对于64位双精度,最大的可表示整数是253(9007199254740992),对于32位浮点数,最大的可表示整数是224(16777216).请参阅
the Wikipedia page for IEEE floating point numbers的基准数字.
在Lua中验证这一点非常简单:
local maxdouble = 2^53
-- one less than the maximum can be represented precisely
print (string.format("%.0f",maxdouble-1)) --> 9007199254740991
-- the maximum itself can be represented precisely
print (string.format("%.0f",maxdouble)) --> 9007199254740992
-- one more than the maximum gets rounded down
print (string.format("%.0f",maxdouble+1)) --> 9007199254740992 again
#include <stddef.h>
#include <stdint.h>
#include <stdio.h>
#define min(a, b) (a < b ? a : b)
#define bits(type) (sizeof(type) * 8)
#define testimax(test_t) { \
uintmax_t in = 1, out = 2; \
size_t pow = 0, limit = min(bits(test_t), bits(uintmax_t)); \
while (pow < limit && out == in + 1) { \
in = in << 1; \
out = (test_t) in + 1; \
++pow; \
} \
if (pow == limit) \
puts(#test_t " is as precise as longest integer type"); \
else printf(#test_t " conversion imprecise for 2^%d+1:\n" \
" in: %llu\n out: %llu\n\n", pow, in + 1, out); \
}
int main(void)
{
testimax(float);
testimax(double);
return 0;
}
The output of the above code:
float conversion imprecise for 2^24+1:
in: 16777217
out: 16777216
double conversion imprecise for 2^53+1:
in: 9007199254740993
out: 9007199254740992
当然,由于浮点精度的工作方式,64位双精度可以表示远大于264的数字,因为浮动指数增长为正. The Wikipedia page on double-precision floating-point描述:
Between 252=4,503,599,627,370,496 and 253=9,007,199,254,740,992 the representable numbers are exactly the integers. For the next range, from 253 to 254, everything is multiplied by 2, so the representable numbers are the even ones, etc. Conversely, for the previous range from 251 to 252, the spacing is 0.5, etc.

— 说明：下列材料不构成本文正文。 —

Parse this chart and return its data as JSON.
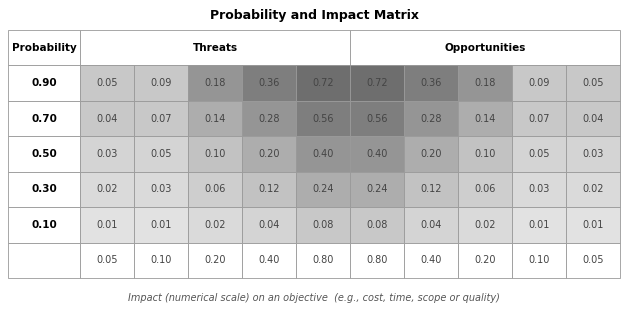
{
  "title": "Probability and Impact Matrix",
  "footnote": "Impact (numerical scale) on an objective  (e.g., cost, time, scope or quality)",
  "prob_labels": [
    "0.90",
    "0.70",
    "0.50",
    "0.30",
    "0.10",
    ""
  ],
  "threats_header": "Threats",
  "opps_header": "Opportunities",
  "prob_header": "Probability",
  "table_data": [
    [
      "0.05",
      "0.09",
      "0.18",
      "0.36",
      "0.72",
      "0.72",
      "0.36",
      "0.18",
      "0.09",
      "0.05"
    ],
    [
      "0.04",
      "0.07",
      "0.14",
      "0.28",
      "0.56",
      "0.56",
      "0.28",
      "0.14",
      "0.07",
      "0.04"
    ],
    [
      "0.03",
      "0.05",
      "0.10",
      "0.20",
      "0.40",
      "0.40",
      "0.20",
      "0.10",
      "0.05",
      "0.03"
    ],
    [
      "0.02",
      "0.03",
      "0.06",
      "0.12",
      "0.24",
      "0.24",
      "0.12",
      "0.06",
      "0.03",
      "0.02"
    ],
    [
      "0.01",
      "0.01",
      "0.02",
      "0.04",
      "0.08",
      "0.08",
      "0.04",
      "0.02",
      "0.01",
      "0.01"
    ],
    [
      "0.05",
      "0.10",
      "0.20",
      "0.40",
      "0.80",
      "0.80",
      "0.40",
      "0.20",
      "0.10",
      "0.05"
    ]
  ],
  "cell_colors_grid": [
    [
      "#c8c8c8",
      "#c8c8c8",
      "#959595",
      "#7e7e7e",
      "#6e6e6e",
      "#6e6e6e",
      "#7e7e7e",
      "#959595",
      "#c8c8c8",
      "#c8c8c8"
    ],
    [
      "#c8c8c8",
      "#c8c8c8",
      "#adadad",
      "#959595",
      "#7e7e7e",
      "#7e7e7e",
      "#959595",
      "#adadad",
      "#c8c8c8",
      "#c8c8c8"
    ],
    [
      "#d4d4d4",
      "#d4d4d4",
      "#c2c2c2",
      "#adadad",
      "#959595",
      "#959595",
      "#adadad",
      "#c2c2c2",
      "#d4d4d4",
      "#d4d4d4"
    ],
    [
      "#dadada",
      "#dadada",
      "#cecece",
      "#c2c2c2",
      "#adadad",
      "#adadad",
      "#c2c2c2",
      "#cecece",
      "#dadada",
      "#dadada"
    ],
    [
      "#e2e2e2",
      "#e2e2e2",
      "#dadada",
      "#d4d4d4",
      "#c8c8c8",
      "#c8c8c8",
      "#d4d4d4",
      "#dadada",
      "#e2e2e2",
      "#e2e2e2"
    ]
  ],
  "bg_color": "#ffffff",
  "edge_color": "#999999",
  "title_fontsize": 9,
  "header_fontsize": 7.5,
  "cell_fontsize": 7,
  "footnote_fontsize": 7
}
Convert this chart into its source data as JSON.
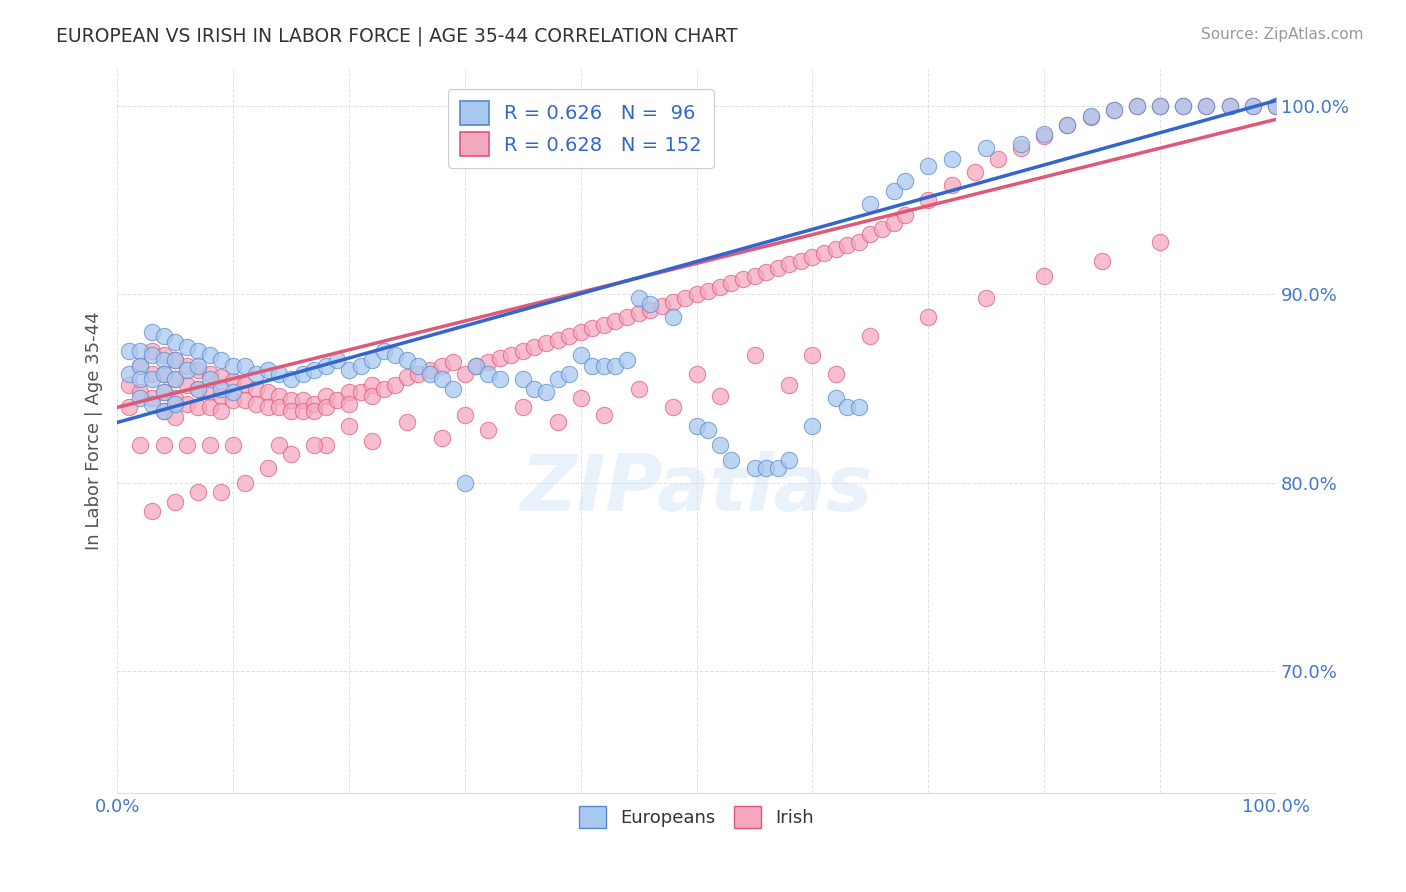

对于64位双精度,最大的可表示整数是253(9007199254740992),对于32位浮点数,最大的可表示整数是224(16777216).请参阅
the Wikipedia page for IEEE floating point numbers的基准数字.
在Lua中验证这一点非常简单:
local maxdouble = 2^53
-- one less than the maximum can be represented precisely
print (string.format("%.0f",maxdouble-1)) --> 9007199254740991
-- the maximum itself can be represented precisely
print (string.format("%.0f",maxdouble)) --> 9007199254740992
-- one more than the maximum gets rounded down
print (string.format("%.0f",maxdouble+1)) --> 9007199254740992 again
#include <stddef.h>
#include <stdint.h>
#include <stdio.h>
#define min(a, b) (a < b ? a : b)
#define bits(type) (sizeof(type) * 8)
#define testimax(test_t) { \
uintmax_t in = 1, out = 2; \
size_t pow = 0, limit = min(bits(test_t), bits(uintmax_t)); \
while (pow < limit && out == in + 1) { \
in = in << 1; \
out = (test_t) in + 1; \
++pow; \
} \
if (pow == limit) \
puts(#test_t " is as precise as longest integer type"); \
else printf(#test_t " conversion imprecise for 2^%d+1:\n" \
" in: %llu\n out: %llu\n\n", pow, in + 1, out); \
}
int main(void)
{
testimax(float);
testimax(double);
return 0;
}
The output of the above code:
float conversion imprecise for 2^24+1:
in: 16777217
out: 16777216
double conversion imprecise for 2^53+1:
in: 9007199254740993
out: 9007199254740992
当然,由于浮点精度的工作方式,64位双精度可以表示远大于264的数字,因为浮动指数增长为正. The Wikipedia page on double-precision floating-point描述:
Between 252=4,503,599,627,370,496 and 253=9,007,199,254,740,992 the representable numbers are exactly the integers. For the next range, from 253 to 254, everything is multiplied by 2, so the representable numbers are the even ones, etc. Conversely, for the previous range from 251 to 252, the spacing is 0.5, etc.